Art is a place where history, religion, psychology, politics and culture converge. The Art Department at Swarthmore offers two avenues of study: studio art and art history. In both, students are introduced to basic skills of visual analysis and expression and to the conceptual frameworks necessary for applying them across disciplines and professions. The study seeks to answer the following questions: Why is having a keen visual intelligence so crucial to a rewarding life? Why are museums one of the first places we go to understand the culture and history of a people? What goes on between the eye, mind and hand during the process of creating a work of art?
The artists and art historians at Swarthmore College consider visual intelligence to be fundamental to a liberal arts education. We believe that the ability to understand works of art -- either through analysis or practice -- is the key to a richer understanding of the human experience. The study of art is the most direct way of developing a better understanding and appreciation of the cultures and societies of our contemporary world, the visual phenomena found in it-both in nature and in society -- and the historical record of human development. Artists have and continue to interpret their experiences and art historians have and continue to interpret the objects made.
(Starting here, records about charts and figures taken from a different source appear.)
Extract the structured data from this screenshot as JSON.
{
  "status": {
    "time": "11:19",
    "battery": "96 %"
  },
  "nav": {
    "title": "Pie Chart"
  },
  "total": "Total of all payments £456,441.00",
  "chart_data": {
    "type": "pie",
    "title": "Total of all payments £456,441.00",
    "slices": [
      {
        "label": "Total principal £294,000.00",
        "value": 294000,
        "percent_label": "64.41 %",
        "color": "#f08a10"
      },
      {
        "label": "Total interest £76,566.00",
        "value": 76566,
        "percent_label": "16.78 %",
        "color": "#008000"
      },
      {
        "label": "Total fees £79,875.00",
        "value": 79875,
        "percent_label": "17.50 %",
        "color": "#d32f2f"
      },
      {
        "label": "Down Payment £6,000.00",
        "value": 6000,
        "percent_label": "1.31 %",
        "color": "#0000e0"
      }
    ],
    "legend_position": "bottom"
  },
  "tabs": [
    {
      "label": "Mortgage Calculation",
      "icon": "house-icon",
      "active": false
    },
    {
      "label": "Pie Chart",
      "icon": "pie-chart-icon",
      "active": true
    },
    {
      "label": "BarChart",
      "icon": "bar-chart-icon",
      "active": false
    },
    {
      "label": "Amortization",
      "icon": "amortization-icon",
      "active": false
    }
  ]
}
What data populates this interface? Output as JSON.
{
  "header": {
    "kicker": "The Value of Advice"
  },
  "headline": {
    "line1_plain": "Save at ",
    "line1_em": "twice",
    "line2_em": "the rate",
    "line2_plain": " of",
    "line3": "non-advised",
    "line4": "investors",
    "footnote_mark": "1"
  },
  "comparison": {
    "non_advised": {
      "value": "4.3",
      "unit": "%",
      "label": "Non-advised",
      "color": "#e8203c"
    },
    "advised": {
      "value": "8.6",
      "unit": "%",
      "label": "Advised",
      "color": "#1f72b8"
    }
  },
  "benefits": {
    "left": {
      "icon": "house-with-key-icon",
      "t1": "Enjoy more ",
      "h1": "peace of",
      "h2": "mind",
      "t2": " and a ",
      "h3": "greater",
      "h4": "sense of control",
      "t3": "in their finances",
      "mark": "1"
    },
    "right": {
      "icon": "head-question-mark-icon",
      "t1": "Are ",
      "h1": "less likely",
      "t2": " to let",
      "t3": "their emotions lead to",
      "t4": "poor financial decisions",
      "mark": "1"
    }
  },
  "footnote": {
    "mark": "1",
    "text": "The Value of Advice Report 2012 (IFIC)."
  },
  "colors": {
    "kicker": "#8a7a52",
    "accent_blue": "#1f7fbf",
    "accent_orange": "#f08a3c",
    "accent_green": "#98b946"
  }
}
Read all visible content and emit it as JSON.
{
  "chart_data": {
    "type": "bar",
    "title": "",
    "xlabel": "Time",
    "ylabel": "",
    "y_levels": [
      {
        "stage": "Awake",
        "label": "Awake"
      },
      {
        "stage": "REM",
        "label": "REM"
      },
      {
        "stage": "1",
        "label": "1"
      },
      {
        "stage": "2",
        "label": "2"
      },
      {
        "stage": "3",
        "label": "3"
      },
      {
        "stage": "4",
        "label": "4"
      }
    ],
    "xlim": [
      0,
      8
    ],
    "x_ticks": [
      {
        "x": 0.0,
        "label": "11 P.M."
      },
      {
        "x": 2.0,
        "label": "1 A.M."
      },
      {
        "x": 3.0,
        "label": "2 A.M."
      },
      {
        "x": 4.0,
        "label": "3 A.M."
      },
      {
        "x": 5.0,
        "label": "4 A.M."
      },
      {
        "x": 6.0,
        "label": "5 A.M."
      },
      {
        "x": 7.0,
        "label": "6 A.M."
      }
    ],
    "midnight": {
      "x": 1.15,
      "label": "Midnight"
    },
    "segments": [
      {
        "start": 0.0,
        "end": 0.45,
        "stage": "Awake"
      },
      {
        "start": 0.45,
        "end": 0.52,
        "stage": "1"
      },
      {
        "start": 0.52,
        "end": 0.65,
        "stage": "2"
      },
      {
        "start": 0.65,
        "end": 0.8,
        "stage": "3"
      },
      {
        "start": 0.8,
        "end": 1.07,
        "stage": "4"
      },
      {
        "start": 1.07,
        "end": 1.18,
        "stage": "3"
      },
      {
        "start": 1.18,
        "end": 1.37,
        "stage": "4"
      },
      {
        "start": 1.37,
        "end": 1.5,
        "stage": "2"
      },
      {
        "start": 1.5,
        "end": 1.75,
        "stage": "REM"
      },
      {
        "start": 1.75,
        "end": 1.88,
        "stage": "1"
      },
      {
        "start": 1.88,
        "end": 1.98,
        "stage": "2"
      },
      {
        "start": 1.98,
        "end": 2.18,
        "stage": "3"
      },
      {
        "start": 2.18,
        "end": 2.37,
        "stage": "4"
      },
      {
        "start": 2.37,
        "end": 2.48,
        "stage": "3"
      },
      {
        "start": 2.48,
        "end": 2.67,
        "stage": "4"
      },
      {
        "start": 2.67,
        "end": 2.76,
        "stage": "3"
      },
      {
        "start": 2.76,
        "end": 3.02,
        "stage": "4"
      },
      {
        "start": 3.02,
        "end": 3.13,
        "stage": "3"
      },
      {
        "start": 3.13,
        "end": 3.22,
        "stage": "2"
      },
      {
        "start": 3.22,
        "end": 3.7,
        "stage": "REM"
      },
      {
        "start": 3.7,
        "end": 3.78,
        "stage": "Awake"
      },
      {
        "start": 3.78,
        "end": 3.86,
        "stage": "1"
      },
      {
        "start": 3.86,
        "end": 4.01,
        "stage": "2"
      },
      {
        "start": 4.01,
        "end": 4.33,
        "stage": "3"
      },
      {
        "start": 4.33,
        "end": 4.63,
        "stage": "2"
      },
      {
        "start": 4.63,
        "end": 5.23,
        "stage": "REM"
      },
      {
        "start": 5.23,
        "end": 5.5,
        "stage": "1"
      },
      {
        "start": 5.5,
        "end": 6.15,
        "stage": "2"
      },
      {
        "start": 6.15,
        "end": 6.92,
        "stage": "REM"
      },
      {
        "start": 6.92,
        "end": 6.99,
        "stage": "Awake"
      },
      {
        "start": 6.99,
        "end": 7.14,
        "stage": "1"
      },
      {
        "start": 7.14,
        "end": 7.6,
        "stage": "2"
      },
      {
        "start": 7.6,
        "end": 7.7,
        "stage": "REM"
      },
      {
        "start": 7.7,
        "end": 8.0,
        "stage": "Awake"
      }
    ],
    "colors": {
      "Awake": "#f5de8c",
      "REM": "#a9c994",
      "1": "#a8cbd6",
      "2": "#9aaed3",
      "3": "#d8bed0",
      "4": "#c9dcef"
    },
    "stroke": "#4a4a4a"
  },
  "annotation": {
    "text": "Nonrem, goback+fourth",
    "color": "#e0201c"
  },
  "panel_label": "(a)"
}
Our students learn and create in a department that is made up of a close-knit group of practitioners and historians of art. This unique environment allows the kind of one-on-one relationship to faculty and colleagues that enables our students to gain the skills they need to succeed in their chosen paths. The proximity to Philadelphia and to some of the most important collections of art in the United States, as well as to the lively young artists scene and events such as First Friday, puts Swarthmore in a unique position compared to other liberal arts colleges across the country.